Resilienz bezeichnet in der Psychologe die Fähigkeit einer Person, Belastungen auszuhalten und sich von Schicksalsschlägen nicht aus der Bahn werfen zu lassen. Die meisten Menschen überwinden Traumata, schwere Lebenskrisen, Armut, Gewaltakte, Stress, Krisen oder Schicksalsschläge nur schwer. An anderen prallen sie ab; sie sind widerstandsfähig, resilient. Es ist wie bei einem Gummiball, der zusammengedrückt wird und beim Loslassen in seine ursprüngliche Form zurückspringt. Nun hat der psychologische Begriff auch die Arbeitswelt erreicht. Wir wussten, dass es in der Arbeitswelt nicht zum Besten bestellt ist, aber nicht, dass es so schlimm ist, dass wir wegen der Arbeit Traumata und Schicksalsschläge bewältigen müssen.

Sehen wir das Positive daran: Sie können mit der Resilienz den einzelnen Mitarbeitenden in die Pflicht nehmen. Das ist viel einfacher, als die Arbeitsbedingungen zu verbessern. Es ist immer der Einzelne daran schuld, wenn er zerbricht. Und weiter positiv ist, dass Resilienz durch Übung gestärkt werden kann. Lassen Sie sich nicht von unwissenschaftlichen Meinungen ablenken, die davon ausgehen, dass es eine vorgegebene Eigenschaft sei - man sei resilient oder eben nicht. Diese Mär wird von introvertierten Vunerablen verbreitet, die sich weiter ihrem Elend hingeben wollen, die Umstände für ihr Leid verantwortlich machen oder den Aufwand für die Stärkung der Resilienz scheuen. Darum ist es unsere Verantwortung als Führungskräfte oder Arbeitskollegen, die Mitarbeitenden bei der Ausbildung der Resilienz zu unterstützen. Hier einige Anregungen zur Erreichung dieses Ziels:

  • Führen Sie die Mitarbeitenden an ihre Grenzen
    Wer seine Grenzen kennt und weiss, wie er reagiert, kann Widerstandskraft aufbauen. Verlangen Sie das Unmögliche, um die Grenzen auszutesten, etwa dass ein komplexer Fall mit internationalem Bezug innert zehn Minuten gelöst sein muss. Und teilen Sie mit, dass dabei nicht Druck, sondern Herausforderung empfunden werden soll.
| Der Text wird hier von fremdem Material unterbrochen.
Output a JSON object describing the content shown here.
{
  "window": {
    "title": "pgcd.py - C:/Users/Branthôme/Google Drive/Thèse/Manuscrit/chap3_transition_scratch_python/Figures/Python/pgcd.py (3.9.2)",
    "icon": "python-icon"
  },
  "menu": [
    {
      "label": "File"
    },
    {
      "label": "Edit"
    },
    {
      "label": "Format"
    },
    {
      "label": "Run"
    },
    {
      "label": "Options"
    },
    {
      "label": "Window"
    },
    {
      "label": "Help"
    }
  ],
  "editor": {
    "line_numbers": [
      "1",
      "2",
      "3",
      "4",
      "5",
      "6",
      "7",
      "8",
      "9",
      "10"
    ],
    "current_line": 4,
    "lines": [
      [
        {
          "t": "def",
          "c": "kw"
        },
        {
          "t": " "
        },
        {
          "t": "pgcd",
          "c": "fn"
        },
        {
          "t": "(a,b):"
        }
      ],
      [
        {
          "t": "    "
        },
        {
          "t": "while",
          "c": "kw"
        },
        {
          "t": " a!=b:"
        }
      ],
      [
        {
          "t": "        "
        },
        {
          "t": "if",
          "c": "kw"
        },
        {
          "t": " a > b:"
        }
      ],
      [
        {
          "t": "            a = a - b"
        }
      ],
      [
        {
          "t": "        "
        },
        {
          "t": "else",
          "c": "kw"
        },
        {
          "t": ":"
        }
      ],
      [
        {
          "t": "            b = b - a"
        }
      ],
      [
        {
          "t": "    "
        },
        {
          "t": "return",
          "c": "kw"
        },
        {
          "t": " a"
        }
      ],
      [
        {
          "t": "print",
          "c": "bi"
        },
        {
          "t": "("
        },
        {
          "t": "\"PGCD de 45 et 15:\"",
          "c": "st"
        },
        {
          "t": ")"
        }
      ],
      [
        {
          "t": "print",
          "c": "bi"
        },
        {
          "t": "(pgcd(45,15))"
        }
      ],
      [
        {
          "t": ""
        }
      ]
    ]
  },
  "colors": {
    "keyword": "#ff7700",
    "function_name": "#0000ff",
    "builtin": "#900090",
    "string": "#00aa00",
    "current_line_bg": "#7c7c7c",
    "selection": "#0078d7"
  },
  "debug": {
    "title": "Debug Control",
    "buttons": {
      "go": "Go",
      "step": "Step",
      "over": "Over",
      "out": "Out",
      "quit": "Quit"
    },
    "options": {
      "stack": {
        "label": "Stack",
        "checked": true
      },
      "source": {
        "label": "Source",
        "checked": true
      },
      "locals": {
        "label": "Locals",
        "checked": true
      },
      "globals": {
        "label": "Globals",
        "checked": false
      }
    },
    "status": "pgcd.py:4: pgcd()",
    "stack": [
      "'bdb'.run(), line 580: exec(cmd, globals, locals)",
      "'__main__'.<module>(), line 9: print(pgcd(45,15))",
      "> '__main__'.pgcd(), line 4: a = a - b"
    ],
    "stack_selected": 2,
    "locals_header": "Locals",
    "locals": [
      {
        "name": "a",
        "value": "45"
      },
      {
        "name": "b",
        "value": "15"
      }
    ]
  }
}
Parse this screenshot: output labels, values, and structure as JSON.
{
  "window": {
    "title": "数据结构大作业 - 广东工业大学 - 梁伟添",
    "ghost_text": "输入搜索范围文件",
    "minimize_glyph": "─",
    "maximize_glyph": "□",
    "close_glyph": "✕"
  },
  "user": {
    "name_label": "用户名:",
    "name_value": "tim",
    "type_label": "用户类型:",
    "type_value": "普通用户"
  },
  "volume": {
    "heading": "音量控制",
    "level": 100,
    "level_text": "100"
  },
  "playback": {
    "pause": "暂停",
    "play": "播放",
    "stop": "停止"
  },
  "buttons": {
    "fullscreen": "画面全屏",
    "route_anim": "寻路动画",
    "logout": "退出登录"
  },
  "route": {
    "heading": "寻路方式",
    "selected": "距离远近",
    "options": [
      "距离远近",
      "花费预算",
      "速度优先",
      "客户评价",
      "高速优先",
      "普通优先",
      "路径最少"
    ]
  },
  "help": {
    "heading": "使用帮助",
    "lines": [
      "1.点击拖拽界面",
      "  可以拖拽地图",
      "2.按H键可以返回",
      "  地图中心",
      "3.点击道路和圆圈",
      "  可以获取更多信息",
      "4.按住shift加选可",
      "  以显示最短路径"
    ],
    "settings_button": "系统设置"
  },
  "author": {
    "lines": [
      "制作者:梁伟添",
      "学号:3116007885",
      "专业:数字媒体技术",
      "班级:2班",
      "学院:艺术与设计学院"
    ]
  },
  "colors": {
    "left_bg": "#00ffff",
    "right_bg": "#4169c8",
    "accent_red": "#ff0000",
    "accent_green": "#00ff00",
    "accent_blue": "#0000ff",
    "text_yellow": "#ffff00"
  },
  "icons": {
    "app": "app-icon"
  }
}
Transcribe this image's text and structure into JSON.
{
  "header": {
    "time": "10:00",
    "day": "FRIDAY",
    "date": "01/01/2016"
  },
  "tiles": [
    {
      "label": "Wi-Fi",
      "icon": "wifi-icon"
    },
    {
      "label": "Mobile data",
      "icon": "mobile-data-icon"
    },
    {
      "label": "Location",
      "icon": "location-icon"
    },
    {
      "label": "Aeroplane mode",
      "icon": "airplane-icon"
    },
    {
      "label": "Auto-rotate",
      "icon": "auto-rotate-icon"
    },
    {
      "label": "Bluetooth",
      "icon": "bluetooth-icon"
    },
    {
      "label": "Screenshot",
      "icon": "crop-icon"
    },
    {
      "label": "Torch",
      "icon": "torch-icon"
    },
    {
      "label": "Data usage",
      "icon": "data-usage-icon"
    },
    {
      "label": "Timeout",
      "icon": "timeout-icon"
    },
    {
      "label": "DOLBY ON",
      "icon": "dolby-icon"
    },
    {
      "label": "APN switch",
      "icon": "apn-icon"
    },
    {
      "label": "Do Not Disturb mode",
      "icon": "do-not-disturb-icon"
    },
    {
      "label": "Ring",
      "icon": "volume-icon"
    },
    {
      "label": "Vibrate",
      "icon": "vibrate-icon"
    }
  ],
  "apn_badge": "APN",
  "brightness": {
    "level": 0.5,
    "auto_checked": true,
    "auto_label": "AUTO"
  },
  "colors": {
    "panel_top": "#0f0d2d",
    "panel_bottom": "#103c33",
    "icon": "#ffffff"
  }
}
  • Alle sind gleich leistungsfähig
    Stellen Sie klar, dass alle Menschen gleich leistungsfähig sind und dass Resilienz eine Entscheidungssache ist. Wird gejammert, warum man dies oder das wegen der Umstände oder der persönlichen Fähigkeiten nicht tun kann, sagen sie einfach: Der Hugentobler kann das auch!
  • Das Umfeld ist nie schuld
    Machen Sie klar, dass nie die Arbeitsbedingungen schuld sind. Hier hilft der Hinweis, dass für die Erledigung einer Aufgabe mindestens 12 Stunden pro Tag zur Verfügung stehen und die Nacht auch noch da ist.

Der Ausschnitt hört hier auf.